In another era, golf’s major championships made the players. It made their careers, and it made their ability to make a better living. Today, the players make the majors. Or so it appears, according to four-time major winner Rory McIlroy.

In response to the launch of the LIV Golf League, which offers $US25 million purses at each of its events, the PGA Tour has increased its prizemoney at a number of designated events, including this week’s Memorial Tournament, which bumped its purse $US8 million this year to $US20 million. The major championships also have responded in kind, with the Masters offering a record $US18 million this year and the PGA Championship awarding $US17.5 million, also a record.

Should the majors, including the US Open and Open Championship, find a continual proliferation of purse increases unsustainable, McIlroy said it wouldn’t stop him from competing in golf’s four biggest tournaments, but the organisations that run those championships might risk losing other players. And they can’t afford to do that.

“It wouldn’t stop me from playing a major, but at the same time the major championships basically rent the talent for a week from the PGA Tour, and you could argue from LIV and DP World Tour and wherever else,” he said overnight at Muirfield Village Golf Club. “So, the major championships aren’t going to be the product that they are without the top players in the world.

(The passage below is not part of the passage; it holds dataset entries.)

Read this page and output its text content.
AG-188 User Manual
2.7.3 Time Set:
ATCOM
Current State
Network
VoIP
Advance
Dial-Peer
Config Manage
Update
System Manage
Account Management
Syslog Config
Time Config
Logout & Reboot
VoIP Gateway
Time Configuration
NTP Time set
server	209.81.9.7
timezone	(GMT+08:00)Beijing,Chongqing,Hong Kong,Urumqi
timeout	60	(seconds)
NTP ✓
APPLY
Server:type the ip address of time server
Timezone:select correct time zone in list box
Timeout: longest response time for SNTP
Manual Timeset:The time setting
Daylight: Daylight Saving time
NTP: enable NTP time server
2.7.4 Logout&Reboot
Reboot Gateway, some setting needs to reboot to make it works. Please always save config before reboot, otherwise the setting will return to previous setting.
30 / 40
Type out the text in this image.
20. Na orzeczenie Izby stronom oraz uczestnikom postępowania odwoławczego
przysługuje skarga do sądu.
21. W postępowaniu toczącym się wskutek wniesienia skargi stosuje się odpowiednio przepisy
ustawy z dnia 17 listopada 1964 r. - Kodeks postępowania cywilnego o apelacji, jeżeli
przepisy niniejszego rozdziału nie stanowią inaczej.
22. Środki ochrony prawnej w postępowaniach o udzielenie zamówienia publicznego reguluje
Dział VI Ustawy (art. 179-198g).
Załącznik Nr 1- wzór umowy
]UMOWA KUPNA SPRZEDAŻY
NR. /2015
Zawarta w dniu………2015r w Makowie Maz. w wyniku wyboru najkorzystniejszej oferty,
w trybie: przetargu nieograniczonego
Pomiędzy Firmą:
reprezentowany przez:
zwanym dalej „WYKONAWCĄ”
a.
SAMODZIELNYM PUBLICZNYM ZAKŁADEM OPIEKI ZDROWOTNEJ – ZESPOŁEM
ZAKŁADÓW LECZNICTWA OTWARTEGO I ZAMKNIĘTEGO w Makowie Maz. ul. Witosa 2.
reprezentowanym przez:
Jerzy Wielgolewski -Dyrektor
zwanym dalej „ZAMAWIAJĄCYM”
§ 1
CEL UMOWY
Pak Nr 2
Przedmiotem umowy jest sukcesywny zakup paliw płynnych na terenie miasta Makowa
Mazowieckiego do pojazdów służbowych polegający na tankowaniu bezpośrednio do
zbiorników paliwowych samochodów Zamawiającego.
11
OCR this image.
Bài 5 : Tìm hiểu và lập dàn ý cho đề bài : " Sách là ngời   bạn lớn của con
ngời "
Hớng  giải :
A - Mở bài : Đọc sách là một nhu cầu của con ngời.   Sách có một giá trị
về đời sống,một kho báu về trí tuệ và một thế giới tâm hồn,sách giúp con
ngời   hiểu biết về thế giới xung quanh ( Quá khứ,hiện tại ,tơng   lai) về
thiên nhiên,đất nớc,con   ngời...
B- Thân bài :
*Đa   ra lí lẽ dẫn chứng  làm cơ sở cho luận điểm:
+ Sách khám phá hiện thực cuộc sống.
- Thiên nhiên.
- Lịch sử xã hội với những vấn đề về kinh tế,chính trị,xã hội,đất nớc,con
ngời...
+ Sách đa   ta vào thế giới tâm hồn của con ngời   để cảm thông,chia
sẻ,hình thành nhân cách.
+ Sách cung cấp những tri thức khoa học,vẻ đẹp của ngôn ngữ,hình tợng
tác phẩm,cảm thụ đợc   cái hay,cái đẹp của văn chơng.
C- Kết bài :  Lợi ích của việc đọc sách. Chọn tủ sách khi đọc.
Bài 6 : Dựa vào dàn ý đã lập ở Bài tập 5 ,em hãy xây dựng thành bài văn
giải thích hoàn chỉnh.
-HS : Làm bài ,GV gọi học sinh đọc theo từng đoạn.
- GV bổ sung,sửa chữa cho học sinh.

“So, would that mean that I would, or anyone would, go to the lengths of not playing a major championship to make a point? No. But that’s just having a reasonable conversation with the governing bodies and the people that run those tournaments and try to come up with a solution.”

The solution being more money? It appears so.

The No.3-ranked player in the world and an outspoken representative for the PGA Tour this past year, McIlory has twice won the PGA Championship to go with one victory each in the US Open and Open Championship. Whether the majors or other tour events can continue to increase purses is a legitimate question, one the Northern Irishman couldn’t answer.

Nevertheless, he believes golf overall is in a position to continue to increase financial incentives for players.

“You have a new entity [LIV] coming into the game offering 25-million-dollar prize funds and other entities feel the pressure to keep up,” he said. “You think about the four most important tournaments in our game, the prize funds aren’t in the top 20 of prize funds. You think about that, right? That doesn’t quite add up. So whether there needs to be some sort of correction in that or – I don’t know.

“Look, as a player these big prize funds are great. But it’s a good question whether that’s sustainable in the long-term. Golf has never been healthier. The industry’s doing really well. There’s more money coming into the game than ever before. More people want to put money into the game. For the short- and medium-term, I don’t think it’s a problem. But long-term, I don’t really have a good answer for you. But right now, I think it’s at least sustainable for the next decade.”

Coming off a T-7 finish at the PGA Championship at Oak Hill despite fighting his swing, McIlroy seeks his first victory of the year. He has four top-10 finishes at Muirfield Village Golf Club in 11 Memorial appearances.

“I can’t remember a time when I felt so uncomfortable over the ball for four days,” he admitted. “So I needed to go back home and work on some things and, yeah, feeling a lot better about it, not fighting the club face quite as much. Feel a little bit more free, which is obviously a nice feeling.”

Especially coming into a $US20 million event.